89. The method of claim 88, wherein the method comprises administering the at least one of a composition and an active ingredient thereof by using a stent which is coated with the at least one of a composition and an active ingredient thereof.

90. A stent which is coated with at least one of a composition of claim 78 and an active ingredient thereof.

91. A method of preventing or treating an inflammation reaction at, or caused by, a medical device implanted into an organism, wherein the method comprises administering to the organism at least one of a composition of claim 77 and an active ingredient thereof in an amount sufficient for preventing or treating the inflammation reaction.

92. The method of claim 91, wherein the method comprises administering the at least one of a composition and an active ingredient thereof at least one of as a coating or layer on the medical device and incorporated in the medical device.

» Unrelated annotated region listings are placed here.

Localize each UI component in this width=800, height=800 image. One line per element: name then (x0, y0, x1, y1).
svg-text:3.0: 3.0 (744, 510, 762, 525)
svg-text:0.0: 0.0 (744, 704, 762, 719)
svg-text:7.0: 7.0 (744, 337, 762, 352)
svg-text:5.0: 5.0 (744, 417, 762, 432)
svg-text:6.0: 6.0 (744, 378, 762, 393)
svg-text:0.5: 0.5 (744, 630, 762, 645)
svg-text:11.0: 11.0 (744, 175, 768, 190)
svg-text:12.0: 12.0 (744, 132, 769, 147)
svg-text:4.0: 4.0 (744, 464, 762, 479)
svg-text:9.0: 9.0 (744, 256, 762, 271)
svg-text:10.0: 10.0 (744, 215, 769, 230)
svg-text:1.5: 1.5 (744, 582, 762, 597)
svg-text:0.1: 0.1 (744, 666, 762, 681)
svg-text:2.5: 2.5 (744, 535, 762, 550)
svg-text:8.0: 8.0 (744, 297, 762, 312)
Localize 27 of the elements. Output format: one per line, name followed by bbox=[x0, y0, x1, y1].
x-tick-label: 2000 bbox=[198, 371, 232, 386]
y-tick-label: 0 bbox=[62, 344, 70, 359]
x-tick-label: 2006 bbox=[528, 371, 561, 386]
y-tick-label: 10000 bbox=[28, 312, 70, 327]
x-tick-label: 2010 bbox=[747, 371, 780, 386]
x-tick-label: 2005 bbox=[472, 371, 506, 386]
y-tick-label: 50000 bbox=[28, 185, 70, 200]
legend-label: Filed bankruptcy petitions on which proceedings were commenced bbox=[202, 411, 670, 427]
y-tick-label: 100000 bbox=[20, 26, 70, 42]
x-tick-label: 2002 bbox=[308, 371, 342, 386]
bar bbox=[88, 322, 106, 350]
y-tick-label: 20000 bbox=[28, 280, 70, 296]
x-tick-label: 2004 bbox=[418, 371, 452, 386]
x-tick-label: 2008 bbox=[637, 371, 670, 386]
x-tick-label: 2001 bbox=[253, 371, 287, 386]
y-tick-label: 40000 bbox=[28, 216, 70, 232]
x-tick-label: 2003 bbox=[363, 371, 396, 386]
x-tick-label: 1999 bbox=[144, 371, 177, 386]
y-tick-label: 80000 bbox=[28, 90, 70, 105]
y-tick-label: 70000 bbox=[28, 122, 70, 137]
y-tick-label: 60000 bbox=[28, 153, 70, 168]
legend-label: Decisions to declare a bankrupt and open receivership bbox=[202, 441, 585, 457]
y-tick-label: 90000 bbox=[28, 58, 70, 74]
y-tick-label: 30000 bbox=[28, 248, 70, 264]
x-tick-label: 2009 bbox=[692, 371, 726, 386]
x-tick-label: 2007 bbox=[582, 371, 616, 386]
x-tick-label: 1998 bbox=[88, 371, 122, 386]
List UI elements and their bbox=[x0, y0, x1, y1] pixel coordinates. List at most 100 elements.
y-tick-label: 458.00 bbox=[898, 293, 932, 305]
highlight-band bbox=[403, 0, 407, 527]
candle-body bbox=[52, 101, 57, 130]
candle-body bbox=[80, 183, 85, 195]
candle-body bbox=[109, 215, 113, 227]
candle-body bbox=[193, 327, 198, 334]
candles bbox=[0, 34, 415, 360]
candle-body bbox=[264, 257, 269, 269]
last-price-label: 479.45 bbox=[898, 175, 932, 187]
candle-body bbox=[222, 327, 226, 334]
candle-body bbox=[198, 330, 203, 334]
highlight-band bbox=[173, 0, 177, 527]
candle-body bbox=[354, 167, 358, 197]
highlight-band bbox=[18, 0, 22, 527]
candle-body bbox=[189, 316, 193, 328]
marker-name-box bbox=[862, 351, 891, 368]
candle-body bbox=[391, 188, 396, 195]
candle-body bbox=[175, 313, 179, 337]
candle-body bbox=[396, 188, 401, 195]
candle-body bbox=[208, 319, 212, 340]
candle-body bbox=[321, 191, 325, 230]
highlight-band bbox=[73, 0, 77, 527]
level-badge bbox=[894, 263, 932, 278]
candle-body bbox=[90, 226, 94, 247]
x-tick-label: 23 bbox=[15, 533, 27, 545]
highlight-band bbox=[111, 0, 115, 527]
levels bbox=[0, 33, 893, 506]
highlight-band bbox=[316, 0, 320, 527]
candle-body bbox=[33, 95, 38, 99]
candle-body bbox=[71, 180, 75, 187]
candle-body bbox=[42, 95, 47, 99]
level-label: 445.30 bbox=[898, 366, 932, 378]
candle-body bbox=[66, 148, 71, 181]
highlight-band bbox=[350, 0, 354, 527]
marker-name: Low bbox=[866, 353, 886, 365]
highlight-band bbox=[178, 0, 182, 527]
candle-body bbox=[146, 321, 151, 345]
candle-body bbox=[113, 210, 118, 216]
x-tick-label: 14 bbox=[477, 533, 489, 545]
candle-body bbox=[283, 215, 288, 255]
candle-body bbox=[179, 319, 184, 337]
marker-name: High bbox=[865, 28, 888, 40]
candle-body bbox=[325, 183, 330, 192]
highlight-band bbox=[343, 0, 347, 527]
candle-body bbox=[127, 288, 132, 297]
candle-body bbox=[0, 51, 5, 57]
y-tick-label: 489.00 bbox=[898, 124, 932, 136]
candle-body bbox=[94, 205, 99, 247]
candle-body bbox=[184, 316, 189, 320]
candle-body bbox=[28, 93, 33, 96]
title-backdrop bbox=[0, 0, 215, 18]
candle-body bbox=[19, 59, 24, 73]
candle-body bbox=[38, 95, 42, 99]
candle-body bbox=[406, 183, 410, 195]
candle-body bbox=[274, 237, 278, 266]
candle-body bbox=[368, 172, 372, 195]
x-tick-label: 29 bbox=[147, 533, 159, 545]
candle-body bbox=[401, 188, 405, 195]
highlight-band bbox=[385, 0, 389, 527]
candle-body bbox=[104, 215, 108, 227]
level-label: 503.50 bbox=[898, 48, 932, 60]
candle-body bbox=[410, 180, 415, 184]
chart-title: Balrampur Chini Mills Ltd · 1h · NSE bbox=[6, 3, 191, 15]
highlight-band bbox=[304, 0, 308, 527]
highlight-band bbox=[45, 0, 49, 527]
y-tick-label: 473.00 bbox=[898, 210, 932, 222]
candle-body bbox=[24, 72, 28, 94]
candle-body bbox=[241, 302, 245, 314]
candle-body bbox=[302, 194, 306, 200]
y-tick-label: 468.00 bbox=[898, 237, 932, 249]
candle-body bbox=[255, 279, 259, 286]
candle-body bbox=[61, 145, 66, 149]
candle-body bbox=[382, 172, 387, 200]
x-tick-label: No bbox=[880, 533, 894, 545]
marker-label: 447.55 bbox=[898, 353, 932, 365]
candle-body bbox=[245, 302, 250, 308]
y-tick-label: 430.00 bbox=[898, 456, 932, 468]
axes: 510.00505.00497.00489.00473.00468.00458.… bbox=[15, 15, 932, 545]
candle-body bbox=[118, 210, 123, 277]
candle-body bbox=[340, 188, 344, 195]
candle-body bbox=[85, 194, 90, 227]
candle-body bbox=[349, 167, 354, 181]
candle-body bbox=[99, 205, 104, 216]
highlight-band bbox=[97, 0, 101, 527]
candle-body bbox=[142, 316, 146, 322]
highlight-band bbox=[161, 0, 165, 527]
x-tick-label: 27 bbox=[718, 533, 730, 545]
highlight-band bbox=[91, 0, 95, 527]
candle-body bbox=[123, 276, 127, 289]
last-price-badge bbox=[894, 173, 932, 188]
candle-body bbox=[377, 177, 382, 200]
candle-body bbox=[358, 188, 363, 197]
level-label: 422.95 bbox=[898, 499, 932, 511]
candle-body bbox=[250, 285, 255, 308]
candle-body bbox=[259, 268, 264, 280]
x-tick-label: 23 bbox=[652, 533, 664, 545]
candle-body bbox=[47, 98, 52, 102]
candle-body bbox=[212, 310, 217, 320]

93. The method of claim 91, wherein the method comprises administering the at least one of a composition and an active ingredient thereof by at least one of a local and a systemic administration successively or concurrently.

94. A method of preventing or treating an inflammation reaction at, or caused by, a medical device implanted into an organism, wherein the method comprises administering to the organism at least one of a composition of claim 78 and an active ingredient thereof in an amount sufficient for preventing or treating the inflammation reaction.

95. The method of claim 94, wherein the method comprises administering the at least one of a composition and an active ingredient thereof at least one of as a coating or layer on the medical device and incorporated in the medical device.

96. The method of claim 94, wherein the method comprises administering the at least one of a composition and an active ingredient thereof by at least one of a local and a systemic administration successively or concurrently.